I'm reporting a hardware compatibility issue where DisplayID checksum
validation failures prevent access to a panel's full capabilities. I'm
seeking guidance on the appropriate approach to handle this type of issue.

Problem Summary
===============

A CSO T3 eDP display panel (Model: MNE007ZA1-5) with 2880x1800 resolution
cannot access its 120Hz refresh rate capability due to DisplayID checksum
validation failures in the kernel.

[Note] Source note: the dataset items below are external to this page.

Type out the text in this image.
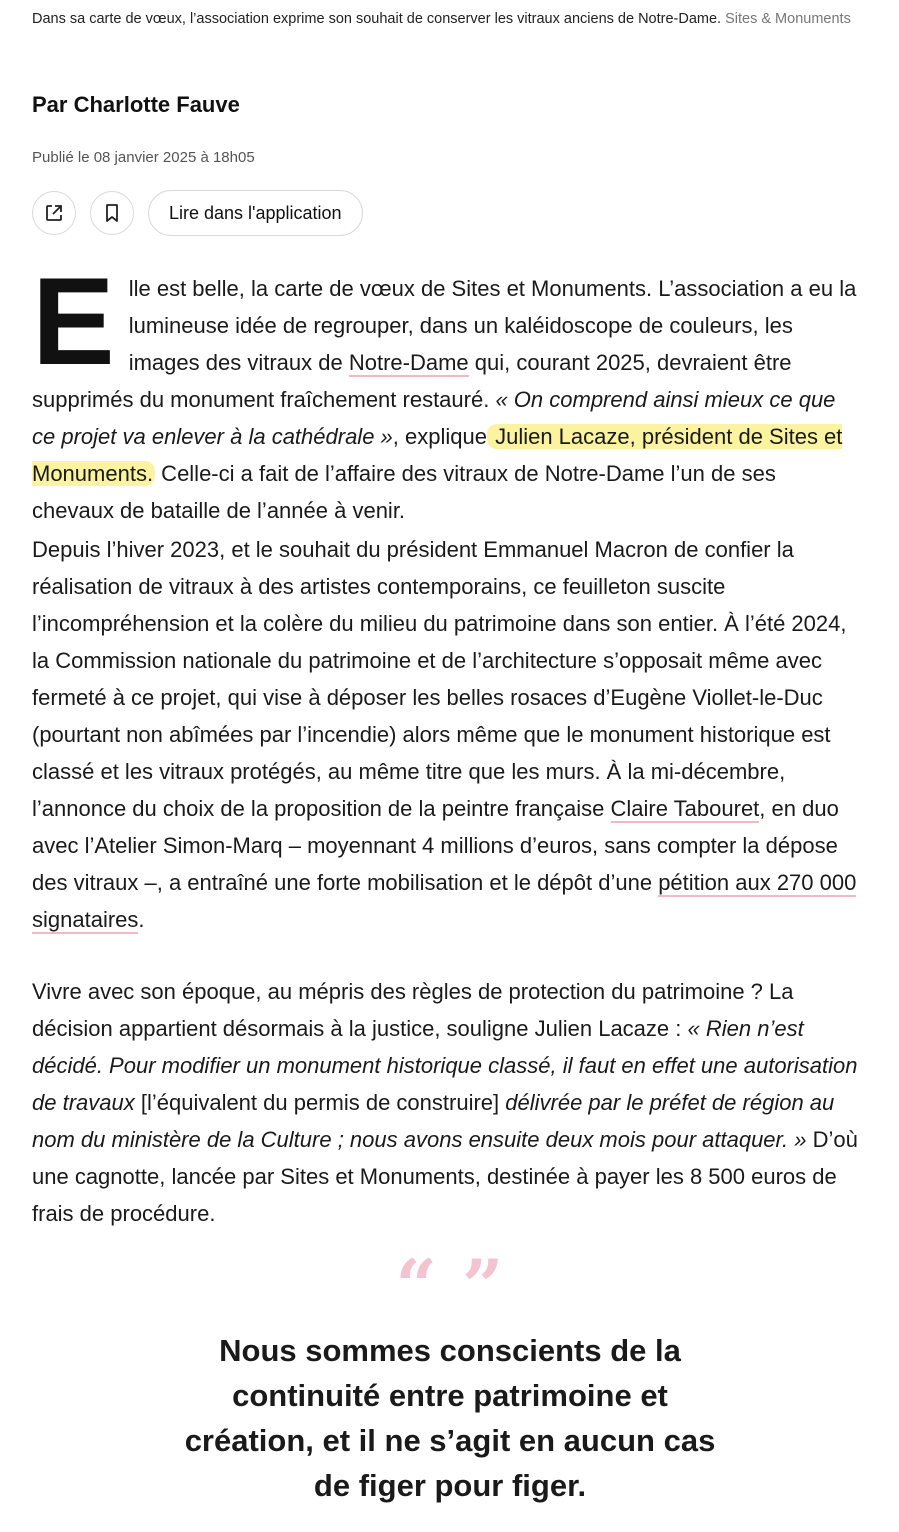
Dans sa carte de vœux, l’association exprime son souhait de conserver les vitraux anciens de Notre-Dame. Sites & Monuments
Par Charlotte Fauve
Publié le 08 janvier 2025 à 18h05
Lire dans l'application

Elle est belle, la carte de vœux de Sites et Monuments. L’association a eu la lumineuse idée de regrouper, dans un kaléidoscope de couleurs, les images des vitraux de Notre-Dame qui, courant 2025, devraient être supprimés du monument fraîchement restauré. « On comprend ainsi mieux ce que ce projet va enlever à la cathédrale », explique Julien Lacaze, président de Sites et Monuments. Celle-ci a fait de l’affaire des vitraux de Notre-Dame l’un de ses chevaux de bataille de l’année à venir.

Depuis l’hiver 2023, et le souhait du président Emmanuel Macron de confier la réalisation de vitraux à des artistes contemporains, ce feuilleton suscite l’incompréhension et la colère du milieu du patrimoine dans son entier. À l’été 2024, la Commission nationale du patrimoine et de l’architecture s’opposait même avec fermeté à ce projet, qui vise à déposer les belles rosaces d’Eugène Viollet-le-Duc (pourtant non abîmées par l’incendie) alors même que le monument historique est classé et les vitraux protégés, au même titre que les murs. À la mi-décembre, l’annonce du choix de la proposition de la peintre française Claire Tabouret, en duo avec l’Atelier Simon-Marq – moyennant 4 millions d’euros, sans compter la dépose des vitraux –, a entraîné une forte mobilisation et le dépôt d’une pétition aux 270 000 signataires.

Vivre avec son époque, au mépris des règles de protection du patrimoine ? La décision appartient désormais à la justice, souligne Julien Lacaze : « Rien n’est décidé. Pour modifier un monument historique classé, il faut en effet une autorisation de travaux [l’équivalent du permis de construire] délivrée par le préfet de région au nom du ministère de la Culture ; nous avons ensuite deux mois pour attaquer. » D’où une cagnotte, lancée par Sites et Monuments, destinée à payer les 8 500 euros de frais de procédure.

“ ”
Nous sommes conscients de la continuité entre patrimoine et création, et il ne s’agit en aucun cas de figer pour figer.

The validation code treats checksum
mismatches as fatal errors, completely blocking DisplayID functionality.

Steps to Reproduce
==================

1. Boot system with CSO T3 eDP panel (MNE007ZA1-5)
2. Observe kernel logs during amdgpu initialization
3. Check available display modes via standard tools
4. Attempt to access 120Hz mode

Expected vs Actual Behavior
===========================

Expected: Panel should provide access to its full capabilities including
120Hz mode
Actual: Only basic display modes available, 120Hz blocked by validation
failures

System Information
==================

Hardware Configuration:
- Panel: CSO T3 (MNE007ZA1-5), 2880x1800 eDP
- Graphics: AMD Ryzen 7 7840HS with Radeon 780M [1002:15bf]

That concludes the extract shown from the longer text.